The clouds crept slowly, almost imperceptibly across the azure
sky. Here and there a particularly ambitious cumulus humilis cast its sprawling
shadow over the neighborhood. The successive canopies of oaks in lush summer
array shifted aquatically and hissed in the high, soft breeze. Up above there
was clarity and order. As he got farther away from his home, the streets which
sat vacant and abandoned were often bisected by limbs or even full trees. He
had cleared the most egregious offenders in his own neighborhood either out of
necessity or ease of travel but here, just a few miles away, the deadfall
remained untouched.
He hated being this far from home; this exposed; but
necessity dictated risk. With the lack of rainfall he simply couldn’t risk
exhausting his supply from the barrels. With the river being only a mile or so
away, he had at least the luxury of obtaining more. In addition, he could wash
out some of the worst of his dirty laundry. While he didn’t relish the prospect
of lugging back the gallons of water, he savored less the potential of doing so
when it was a dire need, perhaps when the weather was far less amenable than
today.
Slung over his shoulders was a nylon strap of old seatbelts
attached to a furniture dolly carrying a moderately clean garbage can which
would serve as transportation for the water--- another of his backward
innovations. At its best, what now amounted to progress was like trying to
rewind an old tangled cassette tape with a pencil, or better yet, a
pencil-shaped stick which fractured periodically.
Power lines sagged listlessly, devoid now of purpose. Some
lay in tangles among the shards of shattered trees. Others held taut seemingly
out of sheer defiance.
Ahead, just before High Ridge dead-ended into Huron River
Drive, he could see a break in the tree line where the river had been dammed to
form Ford Lake by Henry Ford himself during the magnate’s ambitiously
optimistic plan to provide hydroelectric power for his nearby auto plants. It
was hard to fathom the seemingly boundless ambition that Ford and others of his
era had for progress and societal advancement. Though not without its flaws,
there was much to be praised in these optimistic futurists who sought not only
to amass personal wealth but also the civic good. Now, much of their drive was
a crumbling edifice. Several years before the dam partially collapsed under the
strain of a particularly intense period of flood, drastically altering the
shoreline of Belleville Lake a few miles downstream and damaging the bridge at
Rawsonville Road. The irony of Rawsonville being damaged was not lost on Declan
Foster who knew well the history of the area.

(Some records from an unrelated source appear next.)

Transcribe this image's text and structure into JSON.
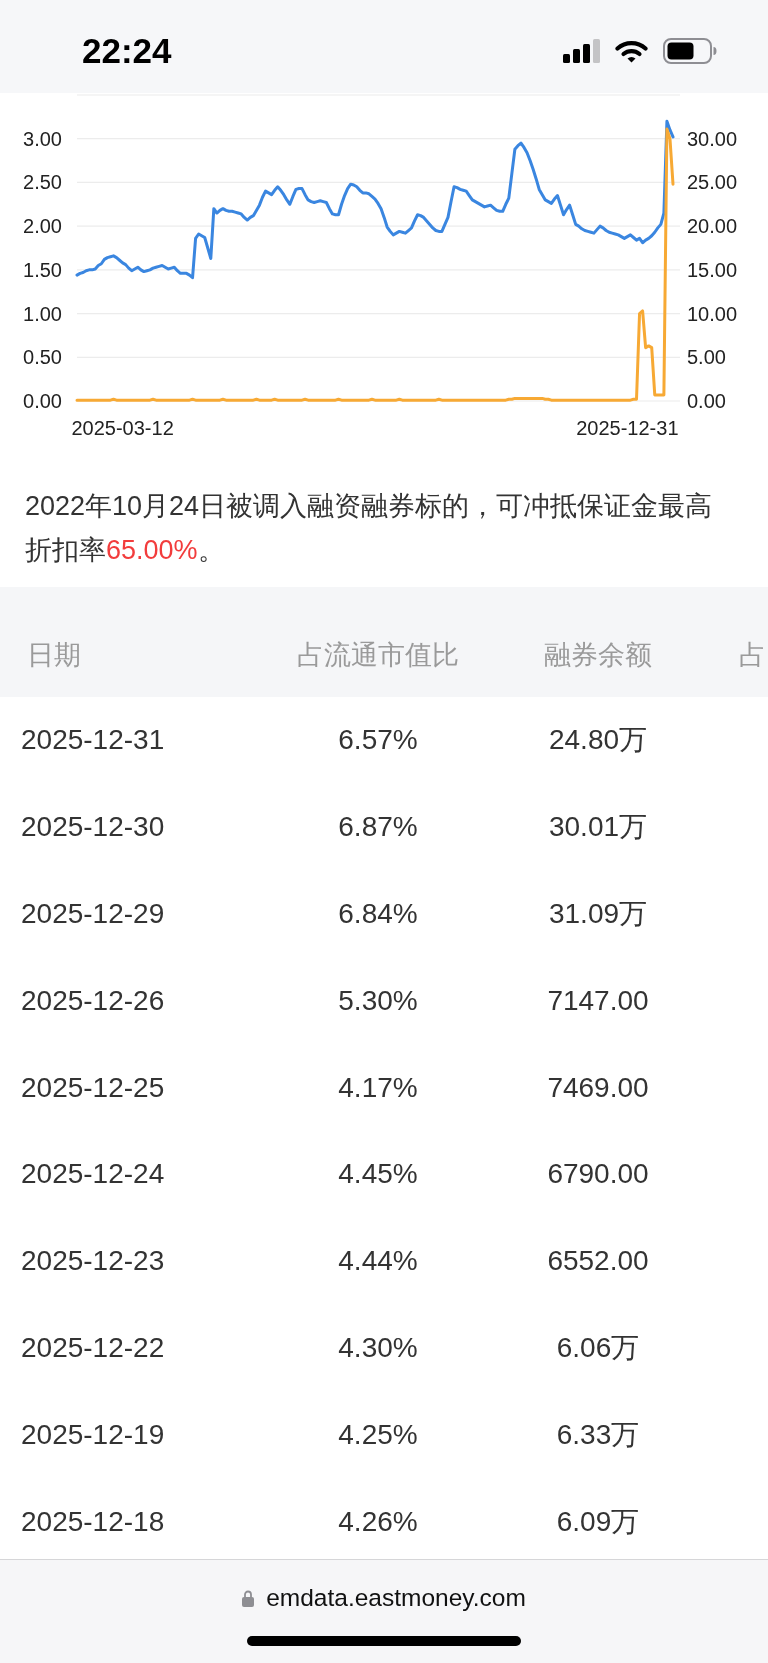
{
  "status_bar": {
    "time": "22:24"
  },
  "chart": {
    "chart_data": {
      "type": "line",
      "grid": true,
      "categories": [
        null,
        null,
        null,
        null,
        null,
        null,
        null,
        null,
        null,
        null,
        null,
        null,
        null,
        null,
        null,
        "2025-03-12",
        null,
        null,
        null,
        null,
        null,
        null,
        null,
        null,
        null,
        null,
        null,
        null,
        null,
        null,
        null,
        null,
        null,
        null,
        null,
        null,
        null,
        null,
        null,
        null,
        null,
        null,
        null,
        null,
        null,
        null,
        null,
        null,
        null,
        null,
        null,
        null,
        null,
        null,
        null,
        null,
        null,
        null,
        null,
        null,
        null,
        null,
        null,
        null,
        null,
        null,
        null,
        null,
        null,
        null,
        null,
        null,
        null,
        null,
        null,
        null,
        null,
        null,
        null,
        null,
        null,
        null,
        null,
        null,
        null,
        null,
        null,
        null,
        null,
        null,
        null,
        null,
        null,
        null,
        null,
        null,
        null,
        null,
        null,
        null,
        null,
        null,
        null,
        null,
        null,
        null,
        null,
        null,
        null,
        null,
        null,
        null,
        null,
        null,
        null,
        null,
        null,
        null,
        null,
        null,
        null,
        null,
        null,
        null,
        null,
        null,
        null,
        null,
        null,
        null,
        null,
        null,
        null,
        null,
        null,
        null,
        null,
        null,
        null,
        null,
        null,
        null,
        null,
        null,
        null,
        null,
        null,
        null,
        null,
        null,
        null,
        null,
        null,
        null,
        null,
        null,
        null,
        null,
        null,
        null,
        null,
        null,
        null,
        null,
        null,
        null,
        null,
        null,
        null,
        null,
        null,
        null,
        null,
        null,
        null,
        null,
        null,
        null,
        null,
        null,
        null,
        "2025-12-31",
        null,
        null,
        null,
        null,
        null,
        null,
        null,
        null,
        null,
        null,
        null,
        null,
        null,
        null,
        null
      ],
      "ylim": [
        0,
        3.5
      ],
      "yticks": [
        {
          "value": 0,
          "label": "0.00"
        },
        {
          "value": 0.5,
          "label": "0.50"
        },
        {
          "value": 1,
          "label": "1.00"
        },
        {
          "value": 1.5,
          "label": "1.50"
        },
        {
          "value": 2,
          "label": "2.00"
        },
        {
          "value": 2.5,
          "label": "2.50"
        },
        {
          "value": 3,
          "label": "3.00"
        }
      ],
      "y2lim": [
        0,
        35
      ],
      "y2ticks": [
        {
          "value": 0,
          "label": "0.00"
        },
        {
          "value": 5,
          "label": "5.00"
        },
        {
          "value": 10,
          "label": "10.00"
        },
        {
          "value": 15,
          "label": "15.00"
        },
        {
          "value": 20,
          "label": "20.00"
        },
        {
          "value": 25,
          "label": "25.00"
        },
        {
          "value": 30,
          "label": "30.00"
        }
      ],
      "series": [
        {
          "color": "#3a86e0",
          "values": [
            1.44,
            1.46,
            1.47,
            1.49,
            1.5,
            1.5,
            1.51,
            1.55,
            1.57,
            1.62,
            1.64,
            1.65,
            1.66,
            1.64,
            1.61,
            1.58,
            1.56,
            1.52,
            1.49,
            1.51,
            1.53,
            1.5,
            1.48,
            1.49,
            1.5,
            1.52,
            1.53,
            1.54,
            1.55,
            1.53,
            1.51,
            1.52,
            1.53,
            1.49,
            1.46,
            1.46,
            1.46,
            1.44,
            1.41,
            1.86,
            1.91,
            1.89,
            1.87,
            1.75,
            1.63,
            2.2,
            2.15,
            2.18,
            2.2,
            2.18,
            2.17,
            2.17,
            2.16,
            2.15,
            2.14,
            2.1,
            2.07,
            2.1,
            2.12,
            2.18,
            2.24,
            2.33,
            2.4,
            2.38,
            2.36,
            2.41,
            2.45,
            2.41,
            2.36,
            2.3,
            2.25,
            2.34,
            2.42,
            2.43,
            2.43,
            2.36,
            2.3,
            2.28,
            2.27,
            2.28,
            2.29,
            2.28,
            2.27,
            2.2,
            2.14,
            2.13,
            2.13,
            2.25,
            2.35,
            2.43,
            2.48,
            2.47,
            2.45,
            2.41,
            2.38,
            2.38,
            2.37,
            2.34,
            2.31,
            2.26,
            2.2,
            2.1,
            1.99,
            1.94,
            1.9,
            1.92,
            1.94,
            1.93,
            1.92,
            1.95,
            1.98,
            2.06,
            2.13,
            2.12,
            2.1,
            2.06,
            2.02,
            1.98,
            1.95,
            1.94,
            1.94,
            2.02,
            2.1,
            2.28,
            2.45,
            2.44,
            2.42,
            2.41,
            2.4,
            2.35,
            2.3,
            2.28,
            2.26,
            2.24,
            2.22,
            2.23,
            2.24,
            2.21,
            2.18,
            2.17,
            2.17,
            2.25,
            2.32,
            2.6,
            2.88,
            2.92,
            2.95,
            2.9,
            2.84,
            2.75,
            2.65,
            2.54,
            2.42,
            2.36,
            2.3,
            2.28,
            2.26,
            2.31,
            2.35,
            2.24,
            2.13,
            2.19,
            2.24,
            2.13,
            2.02,
            2.0,
            1.97,
            1.95,
            1.94,
            1.93,
            1.92,
            1.96,
            2.0,
            1.98,
            1.95,
            1.93,
            1.92,
            1.91,
            1.9,
            1.88,
            1.86,
            1.88,
            1.9,
            1.87,
            1.84,
            1.86,
            1.81,
            1.84,
            1.86,
            1.89,
            1.93,
            1.98,
            2.02,
            2.15,
            3.2,
            3.1,
            3.02
          ]
        },
        {
          "color": "#f7a934",
          "axis": "y2",
          "values": [
            0.1,
            0.1,
            0.1,
            0.1,
            0.1,
            0.1,
            0.1,
            0.1,
            0.1,
            0.1,
            0.1,
            0.1,
            0.2,
            0.1,
            0.1,
            0.1,
            0.1,
            0.1,
            0.1,
            0.1,
            0.1,
            0.1,
            0.1,
            0.1,
            0.1,
            0.2,
            0.1,
            0.1,
            0.1,
            0.1,
            0.1,
            0.1,
            0.1,
            0.1,
            0.1,
            0.1,
            0.1,
            0.1,
            0.2,
            0.1,
            0.1,
            0.1,
            0.1,
            0.1,
            0.1,
            0.1,
            0.1,
            0.1,
            0.2,
            0.1,
            0.1,
            0.1,
            0.1,
            0.1,
            0.1,
            0.1,
            0.1,
            0.1,
            0.1,
            0.2,
            0.1,
            0.1,
            0.1,
            0.1,
            0.1,
            0.2,
            0.1,
            0.1,
            0.1,
            0.1,
            0.1,
            0.1,
            0.1,
            0.1,
            0.1,
            0.2,
            0.1,
            0.1,
            0.1,
            0.1,
            0.1,
            0.1,
            0.1,
            0.1,
            0.1,
            0.1,
            0.2,
            0.1,
            0.1,
            0.1,
            0.1,
            0.1,
            0.1,
            0.1,
            0.1,
            0.1,
            0.1,
            0.2,
            0.1,
            0.1,
            0.1,
            0.1,
            0.1,
            0.1,
            0.1,
            0.1,
            0.2,
            0.1,
            0.1,
            0.1,
            0.1,
            0.1,
            0.1,
            0.1,
            0.1,
            0.1,
            0.1,
            0.1,
            0.1,
            0.2,
            0.1,
            0.1,
            0.1,
            0.1,
            0.1,
            0.1,
            0.1,
            0.1,
            0.1,
            0.1,
            0.1,
            0.1,
            0.1,
            0.1,
            0.1,
            0.1,
            0.1,
            0.1,
            0.1,
            0.1,
            0.1,
            0.1,
            0.2,
            0.2,
            0.3,
            0.3,
            0.3,
            0.3,
            0.3,
            0.3,
            0.3,
            0.3,
            0.3,
            0.3,
            0.2,
            0.2,
            0.1,
            0.1,
            0.1,
            0.1,
            0.1,
            0.1,
            0.1,
            0.1,
            0.1,
            0.1,
            0.1,
            0.1,
            0.1,
            0.1,
            0.1,
            0.1,
            0.1,
            0.1,
            0.1,
            0.1,
            0.1,
            0.1,
            0.1,
            0.1,
            0.1,
            0.1,
            0.1,
            0.2,
            0.2,
            10.0,
            10.3,
            6.1,
            6.3,
            6.1,
            0.7,
            0.7,
            0.7,
            0.7,
            31.1,
            30.0,
            24.8
          ]
        }
      ]
    }
  },
  "note": {
    "text": "2022年10月24日被调入融资融券标的，可冲抵保证金最高折扣率",
    "highlight": "65.00%",
    "suffix": "。"
  },
  "table": {
    "columns": [
      "日期",
      "占流通市值比",
      "融券余额",
      "占"
    ],
    "rows": [
      [
        "2025-12-31",
        "6.57%",
        "24.80万"
      ],
      [
        "2025-12-30",
        "6.87%",
        "30.01万"
      ],
      [
        "2025-12-29",
        "6.84%",
        "31.09万"
      ],
      [
        "2025-12-26",
        "5.30%",
        "7147.00"
      ],
      [
        "2025-12-25",
        "4.17%",
        "7469.00"
      ],
      [
        "2025-12-24",
        "4.45%",
        "6790.00"
      ],
      [
        "2025-12-23",
        "4.44%",
        "6552.00"
      ],
      [
        "2025-12-22",
        "4.30%",
        "6.06万"
      ],
      [
        "2025-12-19",
        "4.25%",
        "6.33万"
      ],
      [
        "2025-12-18",
        "4.26%",
        "6.09万"
      ]
    ]
  },
  "address_bar": {
    "url": "emdata.eastmoney.com"
  }
}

Once there had been a village of Rawsonville located a mile
southeasterly which had been settled in 1830’s. Rawsonville, while never
attaining the proportions of its neighbors Ann
Arbor, Ypsilanti, or even Belleville, still had its own community,
school, and post office. Never growing beyond a few hundred residents,
Rawsonville muddled along for the better part of a century before its lack of
railroad stop led to it ceding business and population to its larger neighbors.
By 1925 when the Eastern Michigan Edison Company finished completion on its
plan to put in its own hydroelectric dam there were few remaining citizens to
object. Upon mutual agreement, the remaining citizens were bought out and the
ghost town of Rawsonville sunk beneath the rising waters of the Huron, its
hopes and dreams banished to the floor of the new lake.

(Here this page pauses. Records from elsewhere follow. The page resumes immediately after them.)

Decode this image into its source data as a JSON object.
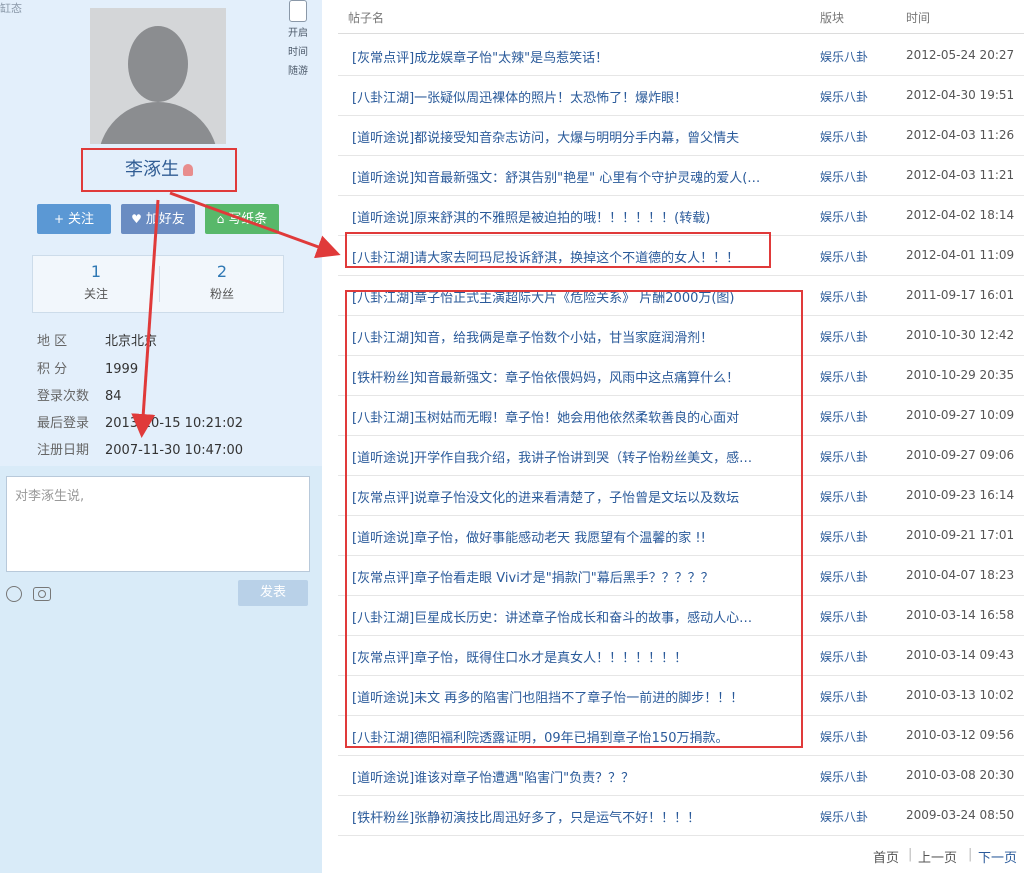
{
  "sidebar": {
    "corner_tab": "缸态",
    "side_tool": {
      "labels": [
        "开启",
        "时间",
        "随游"
      ]
    },
    "username": "李涿生",
    "buttons": {
      "follow": "关注",
      "friend": "加好友",
      "write": "写纸条"
    },
    "stats": [
      {
        "value": "1",
        "label": "关注"
      },
      {
        "value": "2",
        "label": "粉丝"
      }
    ],
    "info": [
      {
        "key": "地    区",
        "value": "北京北京"
      },
      {
        "key": "积    分",
        "value": "1999"
      },
      {
        "key": "登录次数",
        "value": "84"
      },
      {
        "key": "最后登录",
        "value": "2013-10-15 10:21:02"
      },
      {
        "key": "注册日期",
        "value": "2007-11-30 10:47:00"
      }
    ],
    "comment_placeholder": "对李涿生说,",
    "submit_label": "发表"
  },
  "list": {
    "headers": {
      "title": "帖子名",
      "board": "版块",
      "time": "时间"
    },
    "rows": [
      {
        "title": "[灰常点评]成龙娱章子怡\"太辣\"是鸟惹笑话！",
        "board": "娱乐八卦",
        "time": "2012-05-24 20:27"
      },
      {
        "title": "[八卦江湖]一张疑似周迅裸体的照片！太恐怖了！爆炸眼！",
        "board": "娱乐八卦",
        "time": "2012-04-30 19:51"
      },
      {
        "title": "[道听途说]都说接受知音杂志访问，大爆与明明分手内幕，曾父情夫",
        "board": "娱乐八卦",
        "time": "2012-04-03 11:26"
      },
      {
        "title": "[道听途说]知音最新强文：舒淇告别\"艳星\" 心里有个守护灵魂的爱人(…",
        "board": "娱乐八卦",
        "time": "2012-04-03 11:21"
      },
      {
        "title": "[道听途说]原来舒淇的不雅照是被迫拍的哦！！！！！！(转载)",
        "board": "娱乐八卦",
        "time": "2012-04-02 18:14"
      },
      {
        "title": "[八卦江湖]请大家去阿玛尼投诉舒淇，换掉这个不道德的女人！！！",
        "board": "娱乐八卦",
        "time": "2012-04-01 11:09"
      },
      {
        "title": "[八卦江湖]章子怡正式主演超际大片《危险关系》 片酬2000万(图)",
        "board": "娱乐八卦",
        "time": "2011-09-17 16:01"
      },
      {
        "title": "[八卦江湖]知音，给我俩是章子怡数个小姑，甘当家庭润滑剂！",
        "board": "娱乐八卦",
        "time": "2010-10-30 12:42"
      },
      {
        "title": "[铁杆粉丝]知音最新强文：章子怡依偎妈妈，风雨中这点痛算什么！",
        "board": "娱乐八卦",
        "time": "2010-10-29 20:35"
      },
      {
        "title": "[八卦江湖]玉树姑而无暇！章子怡！她会用他依然柔软善良的心面对",
        "board": "娱乐八卦",
        "time": "2010-09-27 10:09"
      },
      {
        "title": "[道听途说]开学作自我介绍，我讲子怡讲到哭（转子怡粉丝美文，感…",
        "board": "娱乐八卦",
        "time": "2010-09-27 09:06"
      },
      {
        "title": "[灰常点评]说章子怡没文化的进来看清楚了，子怡曾是文坛以及数坛",
        "board": "娱乐八卦",
        "time": "2010-09-23 16:14"
      },
      {
        "title": "[道听途说]章子怡，做好事能感动老天 我愿望有个温馨的家 !!",
        "board": "娱乐八卦",
        "time": "2010-09-21 17:01"
      },
      {
        "title": "[灰常点评]章子怡看走眼 Vivi才是\"捐款门\"幕后黑手？？？？？",
        "board": "娱乐八卦",
        "time": "2010-04-07 18:23"
      },
      {
        "title": "[八卦江湖]巨星成长历史：讲述章子怡成长和奋斗的故事，感动人心…",
        "board": "娱乐八卦",
        "time": "2010-03-14 16:58"
      },
      {
        "title": "[灰常点评]章子怡，既得住口水才是真女人！！！！！！！",
        "board": "娱乐八卦",
        "time": "2010-03-14 09:43"
      },
      {
        "title": "[道听途说]未文 再多的陷害门也阻挡不了章子怡一前进的脚步！！！",
        "board": "娱乐八卦",
        "time": "2010-03-13 10:02"
      },
      {
        "title": "[八卦江湖]德阳福利院透露证明，09年已捐到章子怡150万捐款。",
        "board": "娱乐八卦",
        "time": "2010-03-12 09:56"
      },
      {
        "title": "[道听途说]谁该对章子怡遭遇\"陷害门\"负责？？？",
        "board": "娱乐八卦",
        "time": "2010-03-08 20:30"
      },
      {
        "title": "[铁杆粉丝]张静初演技比周迅好多了，只是运气不好！！！！",
        "board": "娱乐八卦",
        "time": "2009-03-24 08:50"
      }
    ],
    "pager": {
      "first": "首页",
      "prev": "上一页",
      "next": "下一页"
    }
  },
  "colors": {
    "link": "#2a5a9a",
    "annotation": "#e03a3a",
    "sidebar_bg": "#d9ebf8"
  }
}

An overgrown ballfield fell away before him as Ford Lake
emerged sparking in the sunshine. As his head bobbed from the weight of the
cart, Declan mused on Rawsonville’s forgotten remains. What remained of the
community now? The milfoil encrusted frame of a house? An old tire? What became
of the schoolhouse? Very likely no discernable remains of the village now
existed, the testament to its impact extinguished by silt and aquatic creatures.
He looked out on the decaying buildings, the burned out
cars, the vine-ridden chimneys crumbling unnaturally before their warranty. He
could see curtains softly shifting behind an open window almost as if the
homeowner had just stepped out for a moment. Such domesticity in the shade of
blistering tragedy. In a nearby yard a pair of stalwart hostas flourished in
spite of the assault, or rather, reclamation, of native invaders. Shrinking
footprints of grass created a patchwork history of human cultivation while the
world pressed in from the fringes.
Declan reached the end of a paved drive and began descending
a broken concrete decline. The cart bounced behind him twice falling off the
pavement and into a ditch nearly tipping. He pulled the straps with
considerable effort and cursed as the cart bashed into his heels. The trail
leveled out and the rippling aqua waters of Ford Lake lay before him shimmering
in the midday sun. As he pulled a severed length of hose from the can to syphon
the water he watched the horizon with consideration. Just discernable between a
distant patch of cottonwoods a thin sliver of smoke rose. Declan frowned.